Monarch collapses in Britan’s ‘biggest airline failure’
Britain’s Monarch Airlines has gone into administration and all flights have been cancelled with 110,000 passengers currently abroad, the Civil Aviation Authority said on Oct. 2.
“This is the biggest ever U.K. airline failure,” the airlines regulator said on Twitter as it announced that Monarch and its holiday company had ceased operations.
The British government had asked the CAA to help repatriate the stranded passengers and it said it was securing more than 30 aircraft to bring them back home.
“Monarch customers in the U.K.: don’t go to the airport. There will be no more Monarch flights,” the budget carrier said on Twitter.
The airline had been struggling financially and won a cash injection last October allowing it to continue flying holidaymakers and fund growth plans, as the sector faced turbulence from Brexit and terrorism.

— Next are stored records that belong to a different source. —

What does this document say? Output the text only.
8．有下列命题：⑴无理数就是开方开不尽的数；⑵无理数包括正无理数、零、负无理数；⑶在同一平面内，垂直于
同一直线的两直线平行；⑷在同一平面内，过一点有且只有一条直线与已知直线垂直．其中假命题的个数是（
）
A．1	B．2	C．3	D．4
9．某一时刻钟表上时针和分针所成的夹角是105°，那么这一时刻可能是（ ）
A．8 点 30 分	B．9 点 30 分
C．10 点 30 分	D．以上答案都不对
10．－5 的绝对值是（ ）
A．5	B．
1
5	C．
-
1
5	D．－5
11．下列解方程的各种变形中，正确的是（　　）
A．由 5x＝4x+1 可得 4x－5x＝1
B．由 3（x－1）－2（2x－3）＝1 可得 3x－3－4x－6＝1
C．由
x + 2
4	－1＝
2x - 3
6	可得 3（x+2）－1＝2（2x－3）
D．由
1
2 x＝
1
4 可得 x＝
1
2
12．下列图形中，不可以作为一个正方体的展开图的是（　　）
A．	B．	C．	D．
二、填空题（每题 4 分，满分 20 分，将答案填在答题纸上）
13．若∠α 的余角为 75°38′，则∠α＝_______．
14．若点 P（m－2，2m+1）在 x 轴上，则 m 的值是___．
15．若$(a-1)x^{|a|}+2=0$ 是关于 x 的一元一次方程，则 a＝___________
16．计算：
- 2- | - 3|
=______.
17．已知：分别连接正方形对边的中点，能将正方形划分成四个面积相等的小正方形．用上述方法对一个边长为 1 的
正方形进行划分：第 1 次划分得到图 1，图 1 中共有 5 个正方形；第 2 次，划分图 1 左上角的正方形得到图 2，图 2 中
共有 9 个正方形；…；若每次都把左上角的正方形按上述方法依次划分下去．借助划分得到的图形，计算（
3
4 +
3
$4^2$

Majority shareholder Greybull Capital had pumped another 165 million ($220 million, 185 million euros) into Monarch to allow the airline to retain its license to carry on selling package holidays.
Extension of the group’s Air Travel Organizer’s License (ATOL) membership -- a scheme which is funded by the sector and compensates travelers in the case of a company collapse -- had been on condition of fresh funding.
The CAA had renewed Monarch’s ATOL licenses until the end of September 2017.
Monarch, based at Luton airport north of London, had been due to take delivery of the first of 30 Boeing 737 MAX-8 aircraft in 2018.